Financial Expert Required | Vital Football

Financial Expert Required

#1
The 9.05 million debt has resided in a company called Priestfield Developments which is a wholly owned subsidiary of GFC Holdings which also is the major shareholder in GFC. The debt being secured by a guarantee. In Sept PS elected to voluntarily 'write off' the company from Company House records. This was approved in Oct and will be effective in the next few days. Normally any assets left in dormant companies become the property of the state. I can't see Mr Hammond taking 9.05m onto the UK debt, so where's it gone???
 

GillsBluenose

Vital 1st Team Regular
#2
I don't have your answer, LE14, and I know it is all terminology but I would point out that obviously this dormant company does not have an asset worth 9.05m. It has a debt/liability of 9.05m.

I thought ownership of the ground had been transferred to a subsidiary company which had in turn charged it as security (collateral) against a debt/liability. That would be known as a secured loan and the ground would need to be sold and the lender repaid in full before any other creditors could make a claim on any residue, usually caused by an increase in value.

The restructuring was done some time ago so I am not sure but I believe that when the ground was last valued, the Bank set up one secured loan for that value and then an unsecured loan for the remainder of the club debt for which PS had given a personal guarantee. The loans were to be in the name of different subsidiaries.

If I had to hazard a guess, I would say that if the company is going in to voluntary liquidation, the debt will be transferred to Scally as effectively he is liable for the amount anyway under his personal guarantee to the Bank. Either that or the 9.05m debt will be transferred to another subsidiary for which PS (or possibly a new owner?) will give another guarantee
 

Arthurly

Vital Squad Member
#3
A few years ago The Gills and Priestfield Developments owed a total of around 14 million to the Bank of Scotland. Now we were totally insolvent and the ground was worth no more than 5-6m at the time. So BOS agreed that if we could scrape together 5m they would write off the rest of the debt in their books as they'd never see the money anyway. Gills managed to get a loan for 4m from Barclays and the directors stumped up a million and BOS were off our backs.

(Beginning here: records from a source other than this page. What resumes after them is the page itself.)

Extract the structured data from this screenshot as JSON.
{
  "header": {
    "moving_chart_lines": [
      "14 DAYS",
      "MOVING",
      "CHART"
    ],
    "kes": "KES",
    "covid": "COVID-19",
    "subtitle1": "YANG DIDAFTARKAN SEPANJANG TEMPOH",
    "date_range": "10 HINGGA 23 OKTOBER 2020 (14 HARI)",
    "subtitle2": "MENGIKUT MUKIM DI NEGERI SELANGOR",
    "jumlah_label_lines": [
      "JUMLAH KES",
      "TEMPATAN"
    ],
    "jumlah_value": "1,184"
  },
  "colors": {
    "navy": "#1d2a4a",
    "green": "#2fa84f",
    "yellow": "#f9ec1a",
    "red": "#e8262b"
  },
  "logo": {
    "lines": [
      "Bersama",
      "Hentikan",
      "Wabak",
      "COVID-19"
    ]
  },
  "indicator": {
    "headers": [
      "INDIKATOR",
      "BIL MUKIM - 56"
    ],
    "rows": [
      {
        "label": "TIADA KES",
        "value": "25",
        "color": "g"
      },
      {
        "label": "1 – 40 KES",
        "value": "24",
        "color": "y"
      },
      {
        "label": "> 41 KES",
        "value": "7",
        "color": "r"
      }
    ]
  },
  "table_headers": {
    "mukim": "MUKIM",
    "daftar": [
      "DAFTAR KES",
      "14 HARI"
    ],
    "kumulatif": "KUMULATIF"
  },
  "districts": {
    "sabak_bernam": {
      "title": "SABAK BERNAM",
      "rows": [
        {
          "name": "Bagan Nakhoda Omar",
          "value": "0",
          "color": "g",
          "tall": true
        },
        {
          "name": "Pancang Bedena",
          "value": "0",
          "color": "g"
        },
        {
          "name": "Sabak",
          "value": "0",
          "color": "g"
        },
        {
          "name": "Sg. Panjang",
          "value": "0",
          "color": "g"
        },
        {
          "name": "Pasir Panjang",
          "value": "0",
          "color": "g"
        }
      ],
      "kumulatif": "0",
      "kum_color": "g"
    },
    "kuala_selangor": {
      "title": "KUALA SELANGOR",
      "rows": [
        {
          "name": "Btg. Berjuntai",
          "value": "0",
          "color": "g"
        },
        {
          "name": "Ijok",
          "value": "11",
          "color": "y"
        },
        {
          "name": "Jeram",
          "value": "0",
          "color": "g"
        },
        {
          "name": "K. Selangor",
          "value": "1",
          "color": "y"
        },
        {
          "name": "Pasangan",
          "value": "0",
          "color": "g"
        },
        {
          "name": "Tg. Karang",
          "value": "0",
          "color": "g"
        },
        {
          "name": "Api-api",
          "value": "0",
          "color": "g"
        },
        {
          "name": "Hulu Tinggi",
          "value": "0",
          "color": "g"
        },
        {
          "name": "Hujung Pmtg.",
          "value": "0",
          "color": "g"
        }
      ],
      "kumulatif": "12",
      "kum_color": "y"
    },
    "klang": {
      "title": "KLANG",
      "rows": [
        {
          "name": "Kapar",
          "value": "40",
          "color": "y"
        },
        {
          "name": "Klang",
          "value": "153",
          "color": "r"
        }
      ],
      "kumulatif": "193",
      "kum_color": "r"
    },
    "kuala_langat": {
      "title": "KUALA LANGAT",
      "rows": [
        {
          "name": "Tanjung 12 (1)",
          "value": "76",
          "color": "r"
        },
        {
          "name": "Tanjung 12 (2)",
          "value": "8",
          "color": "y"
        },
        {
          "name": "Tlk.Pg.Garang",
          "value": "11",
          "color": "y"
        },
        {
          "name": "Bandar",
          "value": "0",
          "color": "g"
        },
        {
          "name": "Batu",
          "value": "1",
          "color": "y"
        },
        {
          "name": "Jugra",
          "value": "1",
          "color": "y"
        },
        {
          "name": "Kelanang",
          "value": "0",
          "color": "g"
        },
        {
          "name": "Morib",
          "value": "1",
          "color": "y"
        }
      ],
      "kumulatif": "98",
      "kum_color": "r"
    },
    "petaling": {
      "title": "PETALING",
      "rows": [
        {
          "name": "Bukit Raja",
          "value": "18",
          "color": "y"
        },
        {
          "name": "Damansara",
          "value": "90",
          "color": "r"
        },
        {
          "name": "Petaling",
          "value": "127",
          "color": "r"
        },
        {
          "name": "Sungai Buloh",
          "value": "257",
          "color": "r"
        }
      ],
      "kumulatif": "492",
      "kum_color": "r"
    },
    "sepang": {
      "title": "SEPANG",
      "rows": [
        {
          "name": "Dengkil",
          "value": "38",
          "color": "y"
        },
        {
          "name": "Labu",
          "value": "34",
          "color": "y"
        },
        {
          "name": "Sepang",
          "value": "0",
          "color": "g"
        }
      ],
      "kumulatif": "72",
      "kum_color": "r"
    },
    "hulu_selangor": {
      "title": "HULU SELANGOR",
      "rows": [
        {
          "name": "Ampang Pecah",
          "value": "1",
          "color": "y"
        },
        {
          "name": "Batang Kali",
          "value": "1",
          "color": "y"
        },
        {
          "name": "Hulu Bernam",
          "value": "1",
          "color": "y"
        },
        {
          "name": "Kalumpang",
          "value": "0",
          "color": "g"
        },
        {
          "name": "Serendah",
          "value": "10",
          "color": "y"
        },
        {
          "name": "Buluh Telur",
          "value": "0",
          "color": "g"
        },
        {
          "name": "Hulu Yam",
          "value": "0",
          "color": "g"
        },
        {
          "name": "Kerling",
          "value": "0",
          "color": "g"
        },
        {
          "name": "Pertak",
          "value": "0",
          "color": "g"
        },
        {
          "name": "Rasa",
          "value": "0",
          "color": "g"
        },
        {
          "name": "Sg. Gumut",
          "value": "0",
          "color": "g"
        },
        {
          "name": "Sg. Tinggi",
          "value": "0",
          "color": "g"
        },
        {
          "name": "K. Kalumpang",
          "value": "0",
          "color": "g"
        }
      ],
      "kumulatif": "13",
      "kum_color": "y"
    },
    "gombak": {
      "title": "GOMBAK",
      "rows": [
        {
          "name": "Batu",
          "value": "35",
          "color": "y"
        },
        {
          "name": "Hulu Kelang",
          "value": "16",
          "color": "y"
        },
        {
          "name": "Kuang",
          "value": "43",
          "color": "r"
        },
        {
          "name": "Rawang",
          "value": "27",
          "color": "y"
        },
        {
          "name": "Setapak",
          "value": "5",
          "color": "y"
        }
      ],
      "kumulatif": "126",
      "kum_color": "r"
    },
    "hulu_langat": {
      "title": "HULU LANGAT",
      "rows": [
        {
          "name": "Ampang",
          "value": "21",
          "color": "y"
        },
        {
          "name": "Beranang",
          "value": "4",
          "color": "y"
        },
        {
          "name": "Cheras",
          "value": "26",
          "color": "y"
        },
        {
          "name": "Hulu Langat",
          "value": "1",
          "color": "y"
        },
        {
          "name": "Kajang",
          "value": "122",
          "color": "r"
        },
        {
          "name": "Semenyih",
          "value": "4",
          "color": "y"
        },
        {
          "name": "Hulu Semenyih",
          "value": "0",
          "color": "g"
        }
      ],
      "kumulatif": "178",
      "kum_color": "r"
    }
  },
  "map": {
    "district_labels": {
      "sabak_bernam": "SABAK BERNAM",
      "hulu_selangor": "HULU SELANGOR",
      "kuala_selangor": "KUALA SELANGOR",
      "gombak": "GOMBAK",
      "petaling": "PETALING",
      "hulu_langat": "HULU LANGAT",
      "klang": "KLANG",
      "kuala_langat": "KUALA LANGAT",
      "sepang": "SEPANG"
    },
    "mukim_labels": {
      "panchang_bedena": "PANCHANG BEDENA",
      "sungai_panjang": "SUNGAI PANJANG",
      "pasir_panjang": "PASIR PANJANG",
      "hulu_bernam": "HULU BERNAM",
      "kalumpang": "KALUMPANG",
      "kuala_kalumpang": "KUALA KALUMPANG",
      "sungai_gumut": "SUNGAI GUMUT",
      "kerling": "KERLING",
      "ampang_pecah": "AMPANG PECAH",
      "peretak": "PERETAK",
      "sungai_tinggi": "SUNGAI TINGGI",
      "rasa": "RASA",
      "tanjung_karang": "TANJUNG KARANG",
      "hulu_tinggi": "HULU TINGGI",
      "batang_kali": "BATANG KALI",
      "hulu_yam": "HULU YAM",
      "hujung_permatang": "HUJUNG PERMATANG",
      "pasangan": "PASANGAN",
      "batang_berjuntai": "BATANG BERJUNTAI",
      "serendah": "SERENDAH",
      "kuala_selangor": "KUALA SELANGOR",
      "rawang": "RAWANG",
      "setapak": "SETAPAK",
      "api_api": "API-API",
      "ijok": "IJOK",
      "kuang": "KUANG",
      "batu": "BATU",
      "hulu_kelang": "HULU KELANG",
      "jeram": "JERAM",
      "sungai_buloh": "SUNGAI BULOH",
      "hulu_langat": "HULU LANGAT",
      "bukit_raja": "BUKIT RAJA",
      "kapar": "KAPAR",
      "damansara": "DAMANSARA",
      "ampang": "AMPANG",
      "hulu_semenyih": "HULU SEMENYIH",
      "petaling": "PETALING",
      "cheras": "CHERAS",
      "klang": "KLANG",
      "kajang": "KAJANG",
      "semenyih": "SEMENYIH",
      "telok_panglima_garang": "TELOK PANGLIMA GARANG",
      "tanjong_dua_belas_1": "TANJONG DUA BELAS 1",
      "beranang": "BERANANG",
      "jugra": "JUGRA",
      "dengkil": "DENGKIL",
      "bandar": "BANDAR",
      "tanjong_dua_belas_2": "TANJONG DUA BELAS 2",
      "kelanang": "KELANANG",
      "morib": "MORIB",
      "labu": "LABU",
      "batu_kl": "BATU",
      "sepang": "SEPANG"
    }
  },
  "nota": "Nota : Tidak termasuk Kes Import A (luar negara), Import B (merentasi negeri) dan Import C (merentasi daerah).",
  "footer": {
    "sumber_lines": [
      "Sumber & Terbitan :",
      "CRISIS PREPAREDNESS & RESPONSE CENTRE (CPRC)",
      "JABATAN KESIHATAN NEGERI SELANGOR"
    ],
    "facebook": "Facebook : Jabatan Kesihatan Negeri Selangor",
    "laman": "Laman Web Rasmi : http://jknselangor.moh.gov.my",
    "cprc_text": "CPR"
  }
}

Now although BOS would have written off the 9m in their books, Gills kept it in one of their companies for a bit. There could be several reasons for this - 1. making absolutely sure it couldn't be resurrected later on or 2. the Revenue arguing that the write off was taxable etc. What is now happening is that the write off is now finally being shown as such in Gills books to reflect reality.

After BOS agreed the write off the Gills company was once again able to carry the ground as an asset in their books.

In recent years the company, together with the directors, has been able to pay off the Barclays loan, too. Some of the windfalls for selling players etc, must have helped.
 

GillsBluenose

Vital 1st Team Regular
#4
Thanks, Arthurly.

That sort of makes sense although I think BOS were generous to write off as much as 9 million, considering the remaining 5 million was not at risk anyway if they had a legal charge over the ground.

I suppose the Banks were sensitive about bad publicity after the crash and if they had foreclosed they would have needed to have made the club homeless to recoup the 5 million.

The timing could also tie in with the fact that the PPI claims provisions which caused the Banks to report losses are nearly at the end so it is easier for the Banks to include a write off such as this in its most recent figures.
 

DBtheGill

Vital Youth Team
#5
Gillingham were the least of BOS's problems given the amounts they wrote off what we owed was insignificant to them and would have earned them so much bad press had they tried to collect it that t it would have need up costing them more in bad PR and lost business.

The only issue was the IR and how they treated it. Given again they are not in the business of bad PR at the moment PDPS has found himself in a good position to negotiate and did it very well.

Unusual times give some unusual opportunities and that is what happened here. BOS's mortgage book was run on the same model as Northern Rock only they were slightly less aggressive than NR. HBOS were starved out of existence of cash by the hedge funds smelling a profit but Lloyds walked in and took it over not fully knowing what a state they were in which led to them nearly collapsing.

Lloyds then got bailed out by the government and basically got told not to take any viable businesses under but to negotiate unrecoverable losses which they would then be able to use as tax credits in future years.

In order to refloat Lloyds the government need all these smaller issues closed quickly and quietly with a minimum of fuss.

Enter GFC who can create you a major stink but not a sum that will make a difference to anyone but GFC. Close it down get out and move on. 20% recovery is better than no recovery and bad PR. Especially in a tory marginal seat.



 

Bert

Vital Youth Team
#6
All the time that the whole debt was outstanding the whole debt would have been regarded as none performing by the Bank. Even if the Club were paying interest on all or part of the debt that interest would have been applied to a reserve against the debt.

Once the 9m had been written off the Bank were, in theory anyway, able to apply any interest paid on the remaining debt to profits, or more likely to reduce current trading losses.

We don't know, and probably never will know, if the repayment of the secured element in the short term was a part of the "write-off" agreement or if the transfer to another Bank was arranged by the Club to obtain lower interest rates.